Real-time calibration of coherent-state receivers: Learning by trial and error

The optimal discrimination of coherent states of light with current technology is a key problem in classical and quantum communication, whose solution would enable the realization of efficient receivers for long-distance communications in free-space and optical fiber channels. In this paper, we show that reinforcement learning (RL) protocols allow an agent to learn near-optimal coherent-state receivers made of passive linear optics, photodetectors, and classical adaptive control. Each agent is trained and tested in real time over several runs of independent discrimination experiments and has no knowledge about the energy of the states nor the receiver setup nor the quantum-mechanical laws governing the experiments. Based exclusively on the observed photodetector outcomes, the agent adaptively chooses among a set of ∼3×10^{3} possible receiver setups and obtains a reward at the end of each experiment if its guess is correct. At variance with previous applications of RL in quantum physics, the information gathered at each run is intrinsically stochastic and thus insufficient to evaluate exactly the performance of the chosen receiver.
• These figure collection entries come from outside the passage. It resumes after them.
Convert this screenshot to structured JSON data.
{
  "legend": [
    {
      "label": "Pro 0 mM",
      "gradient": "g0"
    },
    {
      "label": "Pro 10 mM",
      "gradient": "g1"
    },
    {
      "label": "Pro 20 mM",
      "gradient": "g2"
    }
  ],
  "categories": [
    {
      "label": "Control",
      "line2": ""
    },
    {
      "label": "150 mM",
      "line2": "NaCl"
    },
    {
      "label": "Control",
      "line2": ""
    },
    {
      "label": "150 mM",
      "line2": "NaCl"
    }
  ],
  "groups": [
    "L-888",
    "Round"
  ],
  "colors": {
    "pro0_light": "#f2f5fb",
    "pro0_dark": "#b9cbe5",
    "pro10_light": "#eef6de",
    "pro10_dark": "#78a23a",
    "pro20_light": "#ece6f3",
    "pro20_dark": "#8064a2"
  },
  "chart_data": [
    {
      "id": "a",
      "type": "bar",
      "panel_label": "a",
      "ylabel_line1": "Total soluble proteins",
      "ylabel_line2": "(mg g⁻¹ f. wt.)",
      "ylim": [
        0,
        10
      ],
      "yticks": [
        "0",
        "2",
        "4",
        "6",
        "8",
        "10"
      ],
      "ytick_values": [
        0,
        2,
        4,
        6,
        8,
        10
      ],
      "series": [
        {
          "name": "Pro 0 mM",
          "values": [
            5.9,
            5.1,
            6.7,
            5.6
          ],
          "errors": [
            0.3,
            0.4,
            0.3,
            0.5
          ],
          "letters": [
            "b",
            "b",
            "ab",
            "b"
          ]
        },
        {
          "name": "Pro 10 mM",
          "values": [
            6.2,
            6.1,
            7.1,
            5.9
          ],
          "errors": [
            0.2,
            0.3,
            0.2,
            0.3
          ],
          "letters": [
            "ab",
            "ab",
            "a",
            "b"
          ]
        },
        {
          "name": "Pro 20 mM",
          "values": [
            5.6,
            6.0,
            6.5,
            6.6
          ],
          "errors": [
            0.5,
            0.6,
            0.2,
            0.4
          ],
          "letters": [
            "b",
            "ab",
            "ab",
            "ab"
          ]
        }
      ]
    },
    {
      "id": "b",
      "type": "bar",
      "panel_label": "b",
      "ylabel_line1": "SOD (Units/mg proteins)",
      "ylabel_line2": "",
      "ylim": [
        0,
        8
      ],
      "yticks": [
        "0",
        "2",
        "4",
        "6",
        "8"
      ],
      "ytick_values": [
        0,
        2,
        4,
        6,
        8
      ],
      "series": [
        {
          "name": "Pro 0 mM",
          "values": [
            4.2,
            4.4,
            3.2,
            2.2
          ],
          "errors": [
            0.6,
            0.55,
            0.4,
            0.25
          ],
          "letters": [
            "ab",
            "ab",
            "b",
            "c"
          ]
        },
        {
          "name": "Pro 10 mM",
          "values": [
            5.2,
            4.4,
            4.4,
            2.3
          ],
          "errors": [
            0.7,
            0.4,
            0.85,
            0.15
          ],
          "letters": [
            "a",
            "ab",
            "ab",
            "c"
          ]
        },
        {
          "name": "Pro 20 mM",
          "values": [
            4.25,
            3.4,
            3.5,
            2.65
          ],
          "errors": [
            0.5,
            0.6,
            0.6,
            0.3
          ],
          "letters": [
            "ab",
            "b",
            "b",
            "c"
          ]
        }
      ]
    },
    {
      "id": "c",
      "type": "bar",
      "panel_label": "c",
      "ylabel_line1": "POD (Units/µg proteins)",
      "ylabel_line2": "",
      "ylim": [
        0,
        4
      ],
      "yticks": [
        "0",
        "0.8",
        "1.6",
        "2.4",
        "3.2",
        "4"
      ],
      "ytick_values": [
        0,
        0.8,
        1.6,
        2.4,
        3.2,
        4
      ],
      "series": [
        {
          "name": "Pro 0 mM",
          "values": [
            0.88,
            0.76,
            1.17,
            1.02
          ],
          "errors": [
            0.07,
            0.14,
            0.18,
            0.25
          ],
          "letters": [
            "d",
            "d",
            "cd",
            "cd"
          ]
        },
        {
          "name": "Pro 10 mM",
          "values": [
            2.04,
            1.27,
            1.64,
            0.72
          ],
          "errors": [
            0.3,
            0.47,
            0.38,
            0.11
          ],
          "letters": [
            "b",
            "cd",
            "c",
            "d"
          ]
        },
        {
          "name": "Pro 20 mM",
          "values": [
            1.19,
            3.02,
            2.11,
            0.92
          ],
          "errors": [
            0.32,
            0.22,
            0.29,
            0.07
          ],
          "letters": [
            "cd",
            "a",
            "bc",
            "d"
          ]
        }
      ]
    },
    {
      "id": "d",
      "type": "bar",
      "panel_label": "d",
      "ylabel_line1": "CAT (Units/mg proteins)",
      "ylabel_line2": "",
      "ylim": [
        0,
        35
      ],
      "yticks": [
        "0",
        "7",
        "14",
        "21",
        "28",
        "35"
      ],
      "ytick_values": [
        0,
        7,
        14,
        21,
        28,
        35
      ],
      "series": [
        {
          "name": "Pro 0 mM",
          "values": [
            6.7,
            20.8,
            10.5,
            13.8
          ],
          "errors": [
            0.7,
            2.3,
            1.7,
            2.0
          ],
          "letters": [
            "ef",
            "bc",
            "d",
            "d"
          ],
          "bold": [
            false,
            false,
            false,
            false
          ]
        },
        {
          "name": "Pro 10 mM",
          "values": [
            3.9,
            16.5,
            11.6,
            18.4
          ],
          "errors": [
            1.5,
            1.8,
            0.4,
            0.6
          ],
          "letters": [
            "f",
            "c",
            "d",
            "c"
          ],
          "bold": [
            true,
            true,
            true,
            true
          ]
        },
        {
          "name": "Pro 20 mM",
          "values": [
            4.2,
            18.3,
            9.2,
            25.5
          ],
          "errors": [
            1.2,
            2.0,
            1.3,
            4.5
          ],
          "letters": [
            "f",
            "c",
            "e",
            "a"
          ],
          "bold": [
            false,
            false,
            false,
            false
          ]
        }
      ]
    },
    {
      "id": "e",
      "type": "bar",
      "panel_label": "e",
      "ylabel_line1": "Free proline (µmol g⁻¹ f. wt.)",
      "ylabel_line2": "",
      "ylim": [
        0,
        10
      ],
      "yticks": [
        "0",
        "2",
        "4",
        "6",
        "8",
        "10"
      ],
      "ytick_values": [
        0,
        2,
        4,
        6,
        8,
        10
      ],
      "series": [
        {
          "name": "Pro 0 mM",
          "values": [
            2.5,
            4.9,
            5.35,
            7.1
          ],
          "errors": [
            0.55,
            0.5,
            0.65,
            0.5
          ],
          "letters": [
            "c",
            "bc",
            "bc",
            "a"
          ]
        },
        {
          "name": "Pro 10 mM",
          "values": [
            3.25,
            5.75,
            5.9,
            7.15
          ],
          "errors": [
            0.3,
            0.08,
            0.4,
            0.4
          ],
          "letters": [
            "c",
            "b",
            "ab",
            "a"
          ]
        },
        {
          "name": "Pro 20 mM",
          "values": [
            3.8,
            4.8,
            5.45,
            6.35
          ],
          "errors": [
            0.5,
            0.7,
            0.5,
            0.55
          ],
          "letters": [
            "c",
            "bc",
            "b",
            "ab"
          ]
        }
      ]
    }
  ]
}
Nevertheless, we present families of agents that: (i) discover a receiver beating the best Gaussian receiver after ∼3×10^{2} experiments; (ii) surpass the cumulative reward of the best Gaussian receiver after ∼10^{3} experiments; (iii) simultaneously discover a near-optimal receiver and attain its cumulative reward after ∼10^{5} experiments. Our results show that RL techniques are suitable for online control of quantum receivers and can be employed for long-distance communications over potentially unknown channels.